This is not an advance birthday letter, as you may think! It is to convey tidings of much import to my wife and myself, and I hope of pleasure to you and other friends over-sea—namely that this late autumn we are going to pay a brief visit to New York.
It is our intention to spend January, February, and March in Rome—which for me is the City of Cities. But we are going to it via New York. In a word, we intend to leave England somewhere between 23rd and 26th of October, according as steamers and our needs fit it. Then after six weeks or so in New York, we intend to sail direct to the Mediterranean by one of the Hamburg-American or North-German Lloyd Special Mediterranean line, sailing to Genoa and Naples....
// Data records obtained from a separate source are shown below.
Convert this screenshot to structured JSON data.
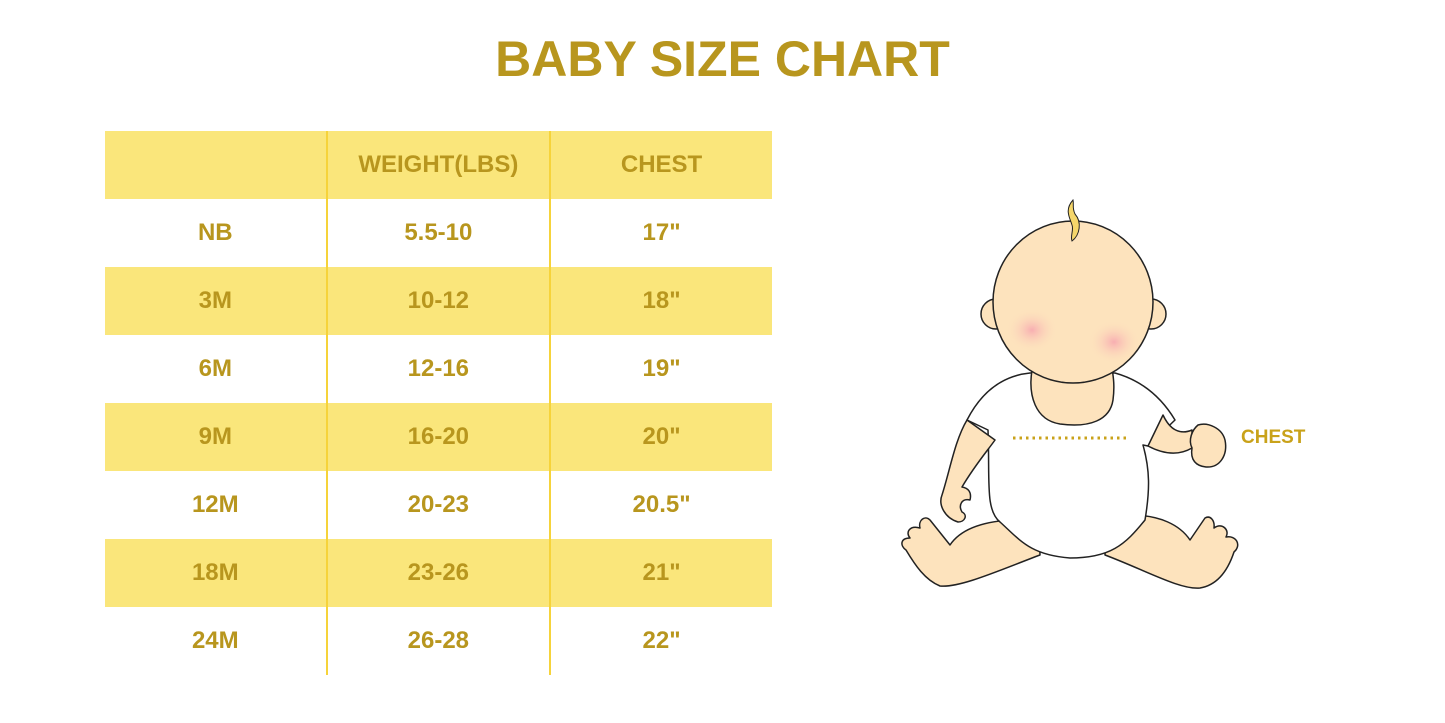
{
  "title": "BABY SIZE CHART",
  "table": {
    "headers": [
      "",
      "WEIGHT(LBS)",
      "CHEST"
    ],
    "rows": [
      [
        "NB",
        "5.5-10",
        "17\""
      ],
      [
        "3M",
        "10-12",
        "18\""
      ],
      [
        "6M",
        "12-16",
        "19\""
      ],
      [
        "9M",
        "16-20",
        "20\""
      ],
      [
        "12M",
        "20-23",
        "20.5\""
      ],
      [
        "18M",
        "23-26",
        "21\""
      ],
      [
        "24M",
        "26-28",
        "22\""
      ]
    ]
  },
  "illustration": {
    "chest_label": "CHEST"
  },
  "colors": {
    "text": "#b8961e",
    "band": "#fae67b",
    "divider": "#f6d33a",
    "skin": "#fde3bd"
  }
}
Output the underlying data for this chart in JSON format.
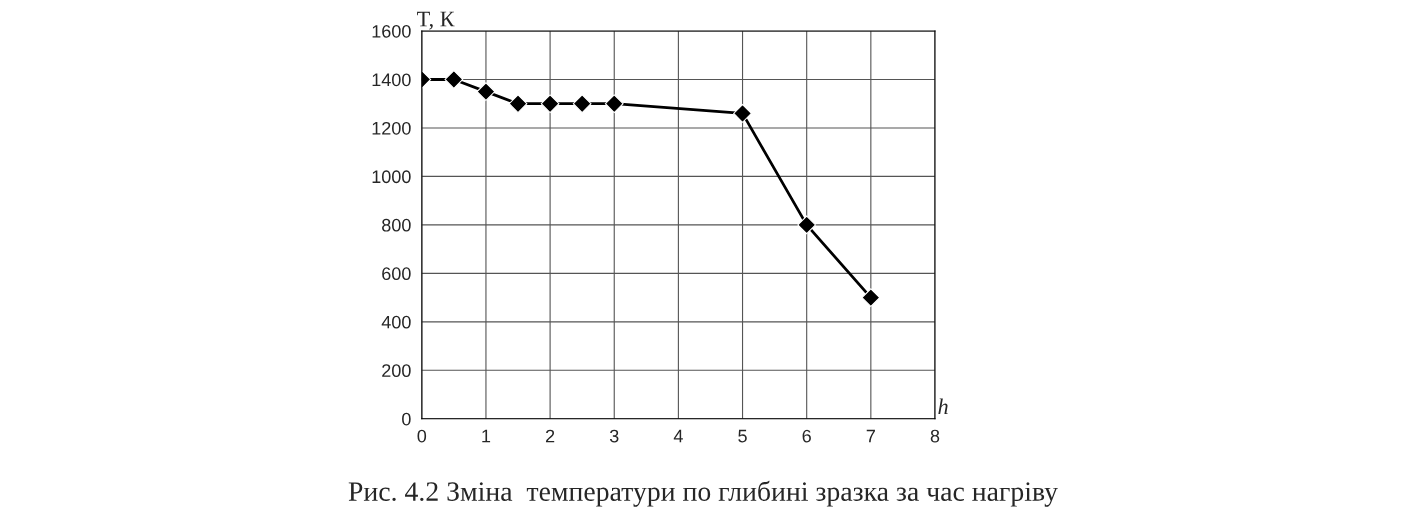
{
  "chart_data": {
    "type": "line",
    "ylabel": "T, К",
    "xlabel": "h",
    "x": [
      0,
      0.5,
      1,
      1.5,
      2,
      2.5,
      3,
      5,
      6,
      7
    ],
    "series": [
      {
        "color": "#000000",
        "values": [
          1400,
          1400,
          1350,
          1300,
          1300,
          1300,
          1300,
          1260,
          800,
          500
        ]
      }
    ],
    "xlim": [
      0,
      8
    ],
    "xticks": [
      0,
      1,
      2,
      3,
      4,
      5,
      6,
      7,
      8
    ],
    "ylim": [
      0,
      1600
    ],
    "yticks": [
      0,
      200,
      400,
      600,
      800,
      1000,
      1200,
      1400,
      1600
    ],
    "grid": true,
    "marker": "diamond",
    "line_style": "solid",
    "legend": false,
    "annotations": [
      "Рис. 4.2 Зміна  температури по глибині зразка за час нагріву"
    ]
  }
}
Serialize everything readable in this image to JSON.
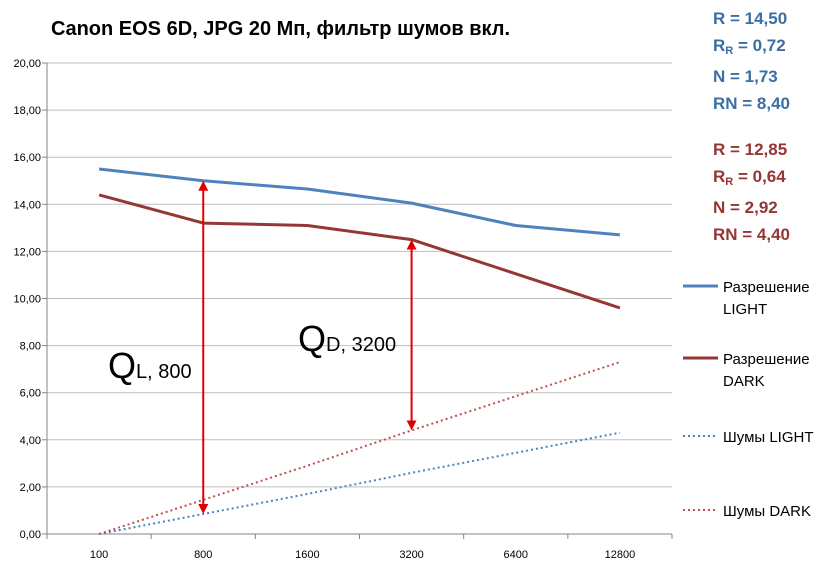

I have been very busy of late, and for one thing have been occupied with collecting and revising the literary studies of some years past—and much else of which I’ll tell you when we meet. My Literary Geography, which has been running serially in the Pall Mall Magazine for the last 14 or 15 months will be out in book-form in October. My wife’s recently published little book on Rembrandt has had a good reception, I am very glad to say.
With all affectionate greetings to you both, ever, Dear Stedman,
Affectionately your friend,
William Sharp.
Before we started for New York Literary Geography (by W. S.) was published. According to the critic in The World:
“It was a characteristically original idea of the author to combine descriptions of certain localities with criticisms and appreciations of those famous writers who had identified themselves therewith. It gives one a fresher and keener insight, for instance, into Mr. George Meredith’s poems to know how much they reveal of the lovely country in which he lives, and how many of his exquisite similes are drawn from observation of the birds and beasts and plants which he sees daily around his home under the shadow of Box Hill. “The Country of Stevenson,” “Dickens-Land,” “Scott-Land,” “The Country of George Eliot,” “Thackeray-Land,” “The Brontë Country,” “The Carlyle Country,” and “Aylwin-Land” are all both delightful and instructive, full of poetic description, sound criticism, and brilliant flashes of wit; and not less so are the chapters on the “literary geography” of the Thames from Oxford to the Nore, the English Lakes, with all their associations with Wordsworth and his brother poets, and the Lake of Geneva, which might have been called Voltaire-Land were it not that so many other famous personalities and authors are identified with Geneva and its surroundings that the solitary distinction might seem invidious.”
The book was dedicated to the author’s friend of early days, Mr. George Halkett (then Editor of The Pall Mall Gazette) with the reminder that
“More years ago now than either of us cares to recall, we were both, in the same dismal autumn for us, sent wandering from our native lands in Scotland to the end of the earth. I remember that each commiserated the other because of that doctor’s doom in which we both, being young and foolish, believed. Since then we have sailed many seas and traversed many lands, and I, at least, have the wayfaring fever too strong upon me ever to be cured now.”